Researchers at the Vanderbilt University Medical Center in Nashville Tennessee, suspected that both good (HDL) and bad (LDL) cholesterol play a role as well. Their research suggests that low levels of HDL and high levels of LDL may contribute to the development of amyloid plaques. Amyloid plaques in the brain are one of the distinguishing characteristics of Alzheimer’s disease. When asked what could be done to help fight dementia, Peggye Dilworth-Anderson, president of the Gerontological Society of America and a board member of the Alzheimer’s Association responded, “invest in (and use regularly) a good pair of walking shoes.”

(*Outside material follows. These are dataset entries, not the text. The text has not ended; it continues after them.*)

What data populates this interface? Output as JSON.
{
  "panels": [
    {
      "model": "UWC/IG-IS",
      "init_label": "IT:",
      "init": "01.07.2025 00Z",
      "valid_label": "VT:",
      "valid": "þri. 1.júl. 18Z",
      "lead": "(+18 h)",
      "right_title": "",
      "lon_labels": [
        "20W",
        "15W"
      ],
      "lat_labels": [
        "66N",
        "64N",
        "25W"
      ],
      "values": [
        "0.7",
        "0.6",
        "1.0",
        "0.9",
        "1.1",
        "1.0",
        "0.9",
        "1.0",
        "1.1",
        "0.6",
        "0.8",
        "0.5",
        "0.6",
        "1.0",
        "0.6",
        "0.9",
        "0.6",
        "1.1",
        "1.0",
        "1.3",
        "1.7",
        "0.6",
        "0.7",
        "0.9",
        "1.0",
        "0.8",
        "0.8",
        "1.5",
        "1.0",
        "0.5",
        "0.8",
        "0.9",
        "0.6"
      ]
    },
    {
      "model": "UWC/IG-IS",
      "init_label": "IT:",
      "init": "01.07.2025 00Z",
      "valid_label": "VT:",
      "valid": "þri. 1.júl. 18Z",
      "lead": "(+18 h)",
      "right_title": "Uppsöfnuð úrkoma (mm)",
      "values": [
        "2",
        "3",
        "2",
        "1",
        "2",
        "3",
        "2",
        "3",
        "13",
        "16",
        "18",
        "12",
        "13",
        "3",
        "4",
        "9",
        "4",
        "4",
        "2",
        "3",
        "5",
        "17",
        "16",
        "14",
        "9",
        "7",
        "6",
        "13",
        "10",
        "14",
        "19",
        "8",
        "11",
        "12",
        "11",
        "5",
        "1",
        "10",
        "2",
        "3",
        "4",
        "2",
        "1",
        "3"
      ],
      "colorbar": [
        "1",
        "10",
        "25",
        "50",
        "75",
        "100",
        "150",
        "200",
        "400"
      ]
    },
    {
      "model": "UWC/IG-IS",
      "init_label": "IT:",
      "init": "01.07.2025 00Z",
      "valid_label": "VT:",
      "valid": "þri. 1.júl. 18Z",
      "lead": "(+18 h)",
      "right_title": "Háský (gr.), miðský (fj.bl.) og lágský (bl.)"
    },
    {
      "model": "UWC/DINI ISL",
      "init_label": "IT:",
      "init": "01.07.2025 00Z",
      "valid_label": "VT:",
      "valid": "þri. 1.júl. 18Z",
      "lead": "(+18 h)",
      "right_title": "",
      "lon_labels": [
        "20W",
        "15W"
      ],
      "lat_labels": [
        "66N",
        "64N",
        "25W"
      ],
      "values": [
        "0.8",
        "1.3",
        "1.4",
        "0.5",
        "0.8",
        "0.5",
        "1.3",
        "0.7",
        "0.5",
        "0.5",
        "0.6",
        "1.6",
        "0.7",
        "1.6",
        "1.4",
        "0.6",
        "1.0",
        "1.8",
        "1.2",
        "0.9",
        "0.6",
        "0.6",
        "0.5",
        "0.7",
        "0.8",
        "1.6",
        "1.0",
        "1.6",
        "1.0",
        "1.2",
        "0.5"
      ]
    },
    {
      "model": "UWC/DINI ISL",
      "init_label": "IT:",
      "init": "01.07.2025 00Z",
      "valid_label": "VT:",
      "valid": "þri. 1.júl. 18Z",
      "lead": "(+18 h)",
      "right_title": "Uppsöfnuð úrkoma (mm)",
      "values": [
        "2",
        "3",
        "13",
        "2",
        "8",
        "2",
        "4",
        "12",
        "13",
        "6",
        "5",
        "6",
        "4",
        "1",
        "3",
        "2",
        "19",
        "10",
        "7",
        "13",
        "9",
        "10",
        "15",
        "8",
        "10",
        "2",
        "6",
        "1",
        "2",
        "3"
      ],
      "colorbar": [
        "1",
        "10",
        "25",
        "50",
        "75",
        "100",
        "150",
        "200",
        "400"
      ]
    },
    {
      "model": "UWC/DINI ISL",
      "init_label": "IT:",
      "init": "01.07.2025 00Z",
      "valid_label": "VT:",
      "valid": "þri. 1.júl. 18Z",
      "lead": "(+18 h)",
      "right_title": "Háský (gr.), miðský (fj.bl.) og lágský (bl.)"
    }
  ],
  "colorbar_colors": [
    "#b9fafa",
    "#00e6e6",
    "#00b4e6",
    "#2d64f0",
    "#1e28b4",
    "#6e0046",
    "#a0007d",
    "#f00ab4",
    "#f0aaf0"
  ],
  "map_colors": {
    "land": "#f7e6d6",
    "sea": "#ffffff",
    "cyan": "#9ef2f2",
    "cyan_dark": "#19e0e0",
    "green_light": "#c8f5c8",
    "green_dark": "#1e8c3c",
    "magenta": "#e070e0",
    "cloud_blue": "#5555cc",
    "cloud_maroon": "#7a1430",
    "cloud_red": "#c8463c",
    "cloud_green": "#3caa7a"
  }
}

As mentioned earlier, AD first affects the portion of the brain that controls memory; the hippocampus is the main area of the brain that controls memory, especially short term memory. Even without the influence of AD, the hippocampus tends to shrink in late adulthood as a normal part of aging. An exciting study published the January 31, 2011, edition of the journal, Proceedings of the National Academy of Sciences, found that people in their late 50’s to early 80’s who exercised aerobically for 40 minutes, three times a week not only prevented normal age related brain tissue loss, but INCREASED the size of their hippocampus by 2%. As a result, the participants experienced improvement in their memory function. These findings suggest that aerobic exercise may be effective at not only preventing, but reversing hippocampal volume loss. The potential implications of this study are significant. If exercise can reverse normal age related loss of brain tissue, perhaps it could help reverse the loss of brain tissue as a result AD as well.